Bugonia Couldn't Be More Bizarre Than the Sci-Fi Psychological Drama It's Based On

Aegean surrealist director Yorgos Lanthimos has built a reputation on highly unusual movies. The narratives he creates are weird, for instance The Lobster, in which unattached individuals must partner up or face being turned into animals. When he adapts another creator's story, he tends to draw from basis material that’s quite peculiar too — odder, maybe, than his adaptation of it. That was the case regarding the recent Poor Things, an adaptation of the novel by Alasdair Gray delightfully aberrant novel, an empowering, open-minded spin on Frankenstein. The director's adaptation stands strong, but to some extent, his specific style of oddity and the novelist's balance each other.

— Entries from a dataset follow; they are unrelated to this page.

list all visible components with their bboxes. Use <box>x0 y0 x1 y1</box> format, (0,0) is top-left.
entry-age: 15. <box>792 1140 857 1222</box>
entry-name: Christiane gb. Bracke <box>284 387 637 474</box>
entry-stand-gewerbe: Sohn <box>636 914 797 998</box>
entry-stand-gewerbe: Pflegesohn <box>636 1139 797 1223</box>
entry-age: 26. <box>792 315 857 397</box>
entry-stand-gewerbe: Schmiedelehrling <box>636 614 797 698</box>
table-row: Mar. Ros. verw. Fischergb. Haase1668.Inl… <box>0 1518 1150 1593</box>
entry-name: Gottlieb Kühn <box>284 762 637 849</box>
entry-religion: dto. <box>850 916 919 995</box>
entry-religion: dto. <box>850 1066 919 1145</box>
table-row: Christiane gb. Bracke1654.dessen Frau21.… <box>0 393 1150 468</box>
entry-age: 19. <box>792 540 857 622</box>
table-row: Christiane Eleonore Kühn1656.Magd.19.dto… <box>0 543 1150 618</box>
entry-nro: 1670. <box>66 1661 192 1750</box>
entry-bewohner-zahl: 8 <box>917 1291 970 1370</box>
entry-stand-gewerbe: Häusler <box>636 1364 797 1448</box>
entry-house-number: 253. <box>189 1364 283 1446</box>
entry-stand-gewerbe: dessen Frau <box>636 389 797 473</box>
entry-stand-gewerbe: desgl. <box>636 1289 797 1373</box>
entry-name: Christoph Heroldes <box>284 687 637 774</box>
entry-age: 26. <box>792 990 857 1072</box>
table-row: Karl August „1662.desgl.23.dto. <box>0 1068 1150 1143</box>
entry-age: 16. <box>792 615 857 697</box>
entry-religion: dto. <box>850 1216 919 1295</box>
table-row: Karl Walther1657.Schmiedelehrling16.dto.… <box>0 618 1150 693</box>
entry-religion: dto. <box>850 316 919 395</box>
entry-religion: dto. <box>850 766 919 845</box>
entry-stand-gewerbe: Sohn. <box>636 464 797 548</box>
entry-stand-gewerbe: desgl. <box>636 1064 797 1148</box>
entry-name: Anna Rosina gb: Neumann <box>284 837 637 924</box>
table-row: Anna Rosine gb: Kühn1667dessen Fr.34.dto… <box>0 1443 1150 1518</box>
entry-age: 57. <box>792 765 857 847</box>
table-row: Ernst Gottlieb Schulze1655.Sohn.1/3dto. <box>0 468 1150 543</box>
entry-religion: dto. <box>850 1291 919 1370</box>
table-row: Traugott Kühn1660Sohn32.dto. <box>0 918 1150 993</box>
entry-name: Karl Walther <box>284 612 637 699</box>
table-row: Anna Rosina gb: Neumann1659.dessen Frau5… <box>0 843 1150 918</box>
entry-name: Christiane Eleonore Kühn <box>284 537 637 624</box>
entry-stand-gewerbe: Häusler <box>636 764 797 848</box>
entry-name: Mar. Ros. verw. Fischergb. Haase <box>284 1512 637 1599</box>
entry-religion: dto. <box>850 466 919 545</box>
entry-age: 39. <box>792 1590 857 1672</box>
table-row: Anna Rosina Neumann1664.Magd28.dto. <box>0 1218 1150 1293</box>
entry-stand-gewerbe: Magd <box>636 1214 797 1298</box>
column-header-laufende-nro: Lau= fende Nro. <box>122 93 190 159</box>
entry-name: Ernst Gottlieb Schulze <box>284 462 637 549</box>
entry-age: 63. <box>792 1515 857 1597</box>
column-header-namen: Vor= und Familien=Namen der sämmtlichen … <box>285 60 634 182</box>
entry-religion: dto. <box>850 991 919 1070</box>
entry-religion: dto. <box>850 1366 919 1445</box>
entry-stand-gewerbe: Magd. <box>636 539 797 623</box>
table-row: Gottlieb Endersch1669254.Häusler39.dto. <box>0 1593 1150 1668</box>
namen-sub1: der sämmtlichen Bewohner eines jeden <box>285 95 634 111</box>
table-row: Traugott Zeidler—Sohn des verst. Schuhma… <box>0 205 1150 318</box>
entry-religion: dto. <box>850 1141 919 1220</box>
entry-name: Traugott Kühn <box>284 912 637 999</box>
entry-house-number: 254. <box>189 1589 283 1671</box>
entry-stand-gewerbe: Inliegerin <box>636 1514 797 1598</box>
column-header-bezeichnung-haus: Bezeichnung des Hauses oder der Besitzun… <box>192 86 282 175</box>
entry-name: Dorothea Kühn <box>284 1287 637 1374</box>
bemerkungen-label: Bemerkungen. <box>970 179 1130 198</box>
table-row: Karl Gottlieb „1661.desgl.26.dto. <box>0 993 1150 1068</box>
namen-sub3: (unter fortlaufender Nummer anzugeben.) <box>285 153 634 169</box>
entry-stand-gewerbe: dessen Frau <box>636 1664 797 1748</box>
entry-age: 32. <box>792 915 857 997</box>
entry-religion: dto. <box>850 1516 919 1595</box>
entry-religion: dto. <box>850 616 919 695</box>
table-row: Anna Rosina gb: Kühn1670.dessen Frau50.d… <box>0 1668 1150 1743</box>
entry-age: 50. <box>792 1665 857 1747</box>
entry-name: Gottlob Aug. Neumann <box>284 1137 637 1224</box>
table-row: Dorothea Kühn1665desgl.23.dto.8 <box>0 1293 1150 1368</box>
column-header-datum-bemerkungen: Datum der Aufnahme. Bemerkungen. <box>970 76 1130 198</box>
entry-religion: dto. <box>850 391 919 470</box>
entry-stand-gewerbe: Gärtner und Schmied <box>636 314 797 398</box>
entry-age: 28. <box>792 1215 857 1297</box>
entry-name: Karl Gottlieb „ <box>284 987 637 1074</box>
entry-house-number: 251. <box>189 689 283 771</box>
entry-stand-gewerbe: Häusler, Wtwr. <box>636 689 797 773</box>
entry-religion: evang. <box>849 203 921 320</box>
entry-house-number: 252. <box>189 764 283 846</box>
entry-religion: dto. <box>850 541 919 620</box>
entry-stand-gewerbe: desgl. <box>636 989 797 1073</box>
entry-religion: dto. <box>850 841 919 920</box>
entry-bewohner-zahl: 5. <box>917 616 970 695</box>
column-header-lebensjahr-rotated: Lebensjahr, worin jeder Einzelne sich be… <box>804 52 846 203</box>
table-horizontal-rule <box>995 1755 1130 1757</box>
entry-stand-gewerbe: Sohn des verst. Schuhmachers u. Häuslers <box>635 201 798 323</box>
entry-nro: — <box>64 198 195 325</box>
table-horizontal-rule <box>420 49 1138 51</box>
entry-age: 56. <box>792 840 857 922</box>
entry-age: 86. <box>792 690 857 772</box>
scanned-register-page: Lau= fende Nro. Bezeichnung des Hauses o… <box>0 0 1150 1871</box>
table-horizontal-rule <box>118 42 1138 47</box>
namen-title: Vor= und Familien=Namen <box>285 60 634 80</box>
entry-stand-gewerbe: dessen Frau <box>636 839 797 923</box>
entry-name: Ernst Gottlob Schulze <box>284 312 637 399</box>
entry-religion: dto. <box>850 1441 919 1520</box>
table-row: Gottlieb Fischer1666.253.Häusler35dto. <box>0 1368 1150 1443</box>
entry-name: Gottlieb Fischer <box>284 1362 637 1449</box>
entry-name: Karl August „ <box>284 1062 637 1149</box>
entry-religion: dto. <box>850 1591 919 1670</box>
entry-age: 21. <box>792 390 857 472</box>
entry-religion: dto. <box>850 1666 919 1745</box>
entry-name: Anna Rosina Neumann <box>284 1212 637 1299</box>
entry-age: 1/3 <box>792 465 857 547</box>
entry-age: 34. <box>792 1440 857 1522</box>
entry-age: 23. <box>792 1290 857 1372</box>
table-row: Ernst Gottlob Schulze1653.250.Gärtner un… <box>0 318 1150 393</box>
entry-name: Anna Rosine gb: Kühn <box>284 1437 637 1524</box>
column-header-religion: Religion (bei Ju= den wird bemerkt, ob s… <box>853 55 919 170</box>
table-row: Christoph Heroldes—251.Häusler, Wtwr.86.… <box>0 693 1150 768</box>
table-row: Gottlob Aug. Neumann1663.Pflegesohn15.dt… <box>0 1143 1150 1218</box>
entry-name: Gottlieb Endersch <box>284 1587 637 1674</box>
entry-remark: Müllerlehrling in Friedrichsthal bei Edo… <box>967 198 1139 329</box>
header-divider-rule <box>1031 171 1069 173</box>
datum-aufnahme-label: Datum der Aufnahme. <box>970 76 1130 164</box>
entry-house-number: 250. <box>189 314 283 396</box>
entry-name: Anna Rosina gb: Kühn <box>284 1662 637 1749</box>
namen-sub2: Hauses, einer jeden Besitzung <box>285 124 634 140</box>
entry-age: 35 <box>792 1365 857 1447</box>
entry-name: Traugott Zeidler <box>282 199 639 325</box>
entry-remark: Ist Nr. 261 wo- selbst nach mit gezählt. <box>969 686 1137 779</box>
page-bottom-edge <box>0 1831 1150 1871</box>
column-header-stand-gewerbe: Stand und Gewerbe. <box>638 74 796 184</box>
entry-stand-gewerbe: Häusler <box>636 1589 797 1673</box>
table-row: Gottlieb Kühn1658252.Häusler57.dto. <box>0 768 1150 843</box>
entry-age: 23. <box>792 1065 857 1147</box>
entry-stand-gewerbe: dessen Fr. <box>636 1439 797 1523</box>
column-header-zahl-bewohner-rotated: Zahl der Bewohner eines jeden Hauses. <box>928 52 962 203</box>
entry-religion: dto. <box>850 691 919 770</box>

The Director's Latest Choice

The filmmaker's subsequent choice for adaptation was likewise drawn from far out in left field. The source text for Bugonia, his newest project alongside star Emma Stone, comes from 2004’s Save the Green Planet!, a bewildering Korean genre stew of science fiction, dark humor, terror, irony, psychological thriller, and cop drama. It's an unusual piece not primarily due to its subject matter — although that's decidedly unusual — but due to the wild intensity of its atmosphere and storytelling style. It’s a wild, wild ride.

The Burst of Korean Film

It seems there was a certain energy across Korea in the early 2000s. Save the Green Planet!, the work of Jang Joon-hwan, was part of a surge of audacious in style, groundbreaking movies from a new generation of filmmakers such as Bong Joon Ho and Park Chan-wook. It debuted concurrently with the director's Memories of Murder and the filmmaker's Oldboy. Save the Green Planet! isn't as acclaimed as those iconic films, but it’s got a lot in common with them: extreme violence, dark comedy, bitter social commentary, and defying expectations.

Image: Tartan Video

The Plot Unfolds

Save the Green Planet! focuses on a troubled protagonist who kidnaps a business tycoon, convinced he is an alien hailing from Andromeda, plotting an attack. At first, this concept is presented as broad comedy, and the young man, Lee Byeong-gu (the performer known for Park’s Joint Security Area and Sympathy for Mr. Vengeance), appears as a charmingly misguided figure. Together with his innocent acrobat girlfriend Su-ni (the actress Hwang) sport slick rainwear and absurd helmets fitted with mental shields, and employ menthol rub for defense. However, they manage in abducting intoxicated executive Kang Man-shik (the performer) and transporting him to the protagonist's isolated home, a dilapidated building assembled on an old mine in a rural area, which houses his beehives.

Shifting Tones

From this point, the narrative turns into increasingly disturbing. Lee fastens Kang to a budget-Cronenberg torture chair and inflicts pain while ranting bizarre plots, finally pushing the innocent partner away. But Kang is no victim; driven solely by the belief of his elevated status, he can and will to undergo awful experiences to attempt an exit and lord it over the clearly unwell protagonist. Simultaneously, a comically inadequate investigation for the abductor begins. The officers' incompetence and clumsiness recalls Memories of Murder, though it’s not so clearly intentional within a story with a narrative that appears haphazard and spontaneous.

Image: Tartan Video

Constant Shifts

Save the Green Planet! just keeps barrelling onward, propelled by its wild momentum, defying conventions without pause, long after it seems likely it to either settle down or run out of steam. Sometimes it seems to be a drama regarding psychological issues and overmedication; in parts it transforms into a metaphorical narrative regarding the indifference of corporate culture; sometimes it’s a grimy basement horror or a sloppy cop movie. Jang Joon-hwan brings the same level of hysterical commitment throughout, and the performer is excellent, although Lee Byeong-gu continuously shifts among savant prophet, charming oddball, and frightening madman as required by the film's ever-changing tone in tone, perspective, and plot. It seems that’s a feature, not a flaw, but it may prove rather bewildering.

Designed to Confuse

It's plausible Jang aimed to disorient his audience, indeed. In line with various Korean films from that era, Save the Green Planet! draws energy from an exuberant rejection for stylistic boundaries partly, and a quite sincere anger about man’s inhumanity to man on the other. It stands as a loud proclamation of a nation finding its global voice alongside fresh commercial and social changes. It promises to be intriguing to observe Lanthimos' perspective on the same story from a current U.S. standpoint — perhaps, an opposite perspective.


Save the Green Planet! is accessible for viewing at no cost.

Alison Lopez
Alison Lopez

Lena is a seasoned automation engineer with over a decade of experience in industrial control systems and digital transformation.